Yes, God forgave the Ninevites. He relented from the disaster that He had said He would bring upon them (3:10), which was that the city would be destroyed in forty days (3:4) whereas God destroyed it 50 years later (https://www.gotquestions.org/Nineveh-destroyed.html)
The claim that the book makes is that the final verse is not a rhetorical question, but a statement. As I do not know Hebrew, I couldn't really follow the argument, but I think it basically says that the last verse can legitimately be either a question or a statement. Next, it addresses the previous rhetorical questions to see if the similar constructions imply that the final verse is a rhetorical question. Of course, whether the previous verses contain rhetorical questions have nothing to do with whether the last verse does. Only the context of the book can.
But the book claims that there are four supposedly rhetorical questions in chapter four (vs 2, 4, 9, and 11 respectively) and that none of them are really rhetorical.
The first question is by Jonah:
Ah, LORD, was not this what I said when I was still in my country? Therefore I fled previously to Tarshish; for I know that You are a gracious and merciful God, slow to anger and abundant in lovingkindness, One who relents from doing hard."
Now, the book claims that Jonah was wrong to think that God was too merciful to spare Nineveh, so this verse isn't as senseless as it might at first appear in their interpretation. The book says that the question appears to be rhetorical because it doesn't have a direct answer. However, the book goes on to say, there is no obvious answer to the question as required by a rhetorical question.
The book says this:
Jonah's question is rhetorical if its answer is obvious, but this is not the case. Since Jon 1 is silent on Jonah's motivations, the reader has no way to know what Jonah thought at the time. Hence readers of John 4,2 are likely to side with the sailors (John 1,10) and disown Jonah: disobedience to any God-given mission is surely wrong. If the answer to the question in 4,2 is not obvious, the rhetorical process breaks down.
It is true that Jonah chapter 1 doesn't say what Jonah said, but Jonah 4 does. That's what makes that question rhetorical, because the answer is implied in the question.
Isn't this what I said when I was still in my country?
"No, Jonah, you said that Nineveh has too many rotten fish. That's why you didn't go. Good question. Ask me another."
Jonah isn't asking God to remind him whether or not "this" is what he said. The answer to the rhetorical question is "Yes, that is what you said."

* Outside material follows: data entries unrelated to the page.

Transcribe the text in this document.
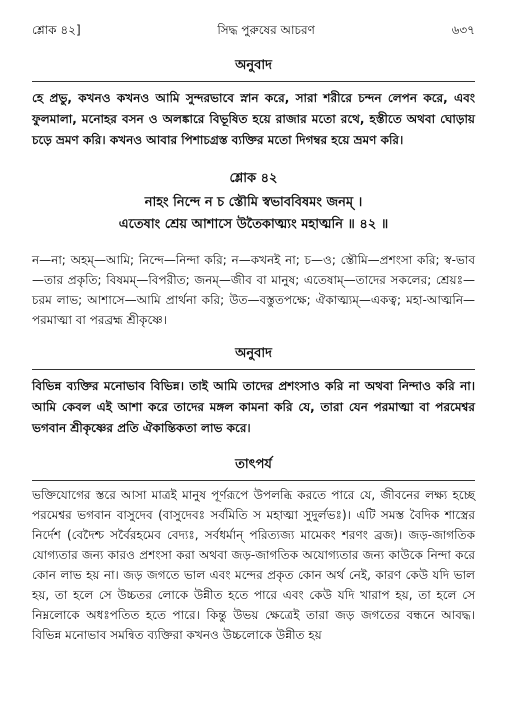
শ্লোক ৪২]	সিদ্ধ পুরুষের আচরণ	৬৩৭
অনুবাদ
হে প্রভু, কখনও কখনও আমি সুন্দরভাবে স্নান করে, সারা শরীরে চন্দন লেপন করে, এবং ফুলমালা, মনোহর বসন ও অলঙ্কারে বিভূষিত হয়ে রাজার মতো রথে, হস্তীতে অথবা ঘোড়ায় চড়ে ভ্রমণ করি। কখনও আবার পিশাচগ্রস্ত ব্যক্তির মতো দিগম্বর হয়ে ভ্রমণ করি।
শ্লোক ৪২
নাহং নিন্দে ন চ স্তৌমি স্বভাববিষমং জনম্‌ ।
এতেষাং শ্রেয় আশাসে উতৈকাত্ম্যং মহাত্মনি ॥ ৪২ ॥
ন—না; অহম্‌—আমি; নিন্দে—নিন্দা করি; ন—কখনই না; চ—ও; স্তৌমি—প্রশংসা করি; স্ব-ভাব—তার প্রকৃতি; বিষমম্‌—বিপরীত; জনম্‌—জীব বা মানুষ; এতেষাম্‌—তাদের সকলের; শ্রেয়ঃ—চরম লাভ; আশাসে—আমি প্রার্থনা করি; উত—বস্তুতপক্ষে; ঐকাত্ম্যম্‌—একত্ব; মহা-আত্মনি—পরমাত্মা বা পরব্রহ্ম শ্রীকৃষ্ণে।
অনুবাদ
বিভিন্ন ব্যক্তির মনোভাব বিভিন্ন। তাই আমি তাদের প্রশংসাও করি না অথবা নিন্দাও করি না। আমি কেবল এই আশা করে তাদের মঙ্গল কামনা করি যে, তারা যেন পরমাত্মা বা পরমেশ্বর ভগবান শ্রীকৃষ্ণের প্রতি ঐকান্তিকতা লাভ করে।
তাৎপর্য
ভক্তিযোগের স্তরে আসা মাত্রই মানুষ পূর্ণরূপে উপলব্ধি করতে পারে যে, জীবনের লক্ষ্য হচ্ছে পরমেশ্বর ভগবান বাসুদেব (বাসুদেবঃ সর্বমিতি স মহাত্মা সুদুর্লভঃ)। এটি সমস্ত বৈদিক শাস্ত্রের নির্দেশ (বেদৈশ্চ সর্বৈরহমেব বেদ্যঃ, সর্বধর্মান্ পরিত্যজ্য মামেকং শরণং ব্রজ)। জড়-জাগতিক যোগ্যতার জন্য কারও প্রশংসা করা অথবা জড়-জাগতিক অযোগ্যতার জন্য কাউকে নিন্দা করে কোন লাভ হয় না। জড় জগতে ভাল এবং মন্দের প্রকৃত কোন অর্থ নেই, কারণ কেউ যদি ভাল হয়, তা হলে সে উচ্চতর লোকে উন্নীত হতে পারে এবং কেউ যদি খারাপ হয়, তা হলে সে নিম্নলোকে অধঃপতিত হতে পারে। কিন্তু উভয় ক্ষেত্রেই তারা জড় জগতের বন্ধনে আবদ্ধ। বিভিন্ন মনোভাব সমন্বিত ব্যক্তিরা কখনও উচ্চলোকে উন্নীত হয়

As for what "this" is, the answer is given in the context and in the verse. The context (2:10) says,
Then God saw their works, that they turned from their evil way; and God relented from the disaster that He had said He would bring upon them, and He did not do it
(I assume that the book has some explanation for this verse too, by the way. I haven't gotten to that part yet)
Thus, the context is that Jonah was angry at God for not destroying Nineveh. Verse one says, "But it displeased Jonah..." The "it" clearly refers to God's relenting from the disaster that He had said He would bring upon them. Verse three says, "...was not this what I said..." where "this" clearly refers to the same thing as "it" -- that God had spared the city.
Then the verse also explains what Jonah had said. Jonah says in verse 3 (paraphrased)
Didn't I say this before? That's why I ran away. For...
Thus, the reason he gives is what he asks if he had said, "I know that You are a gravious and merciful God, slow to anger and abundant in lovingkindness, One who relents from doing harm."
Therefore, the first question which the book claims is not rhetorical is indeed rhetorical.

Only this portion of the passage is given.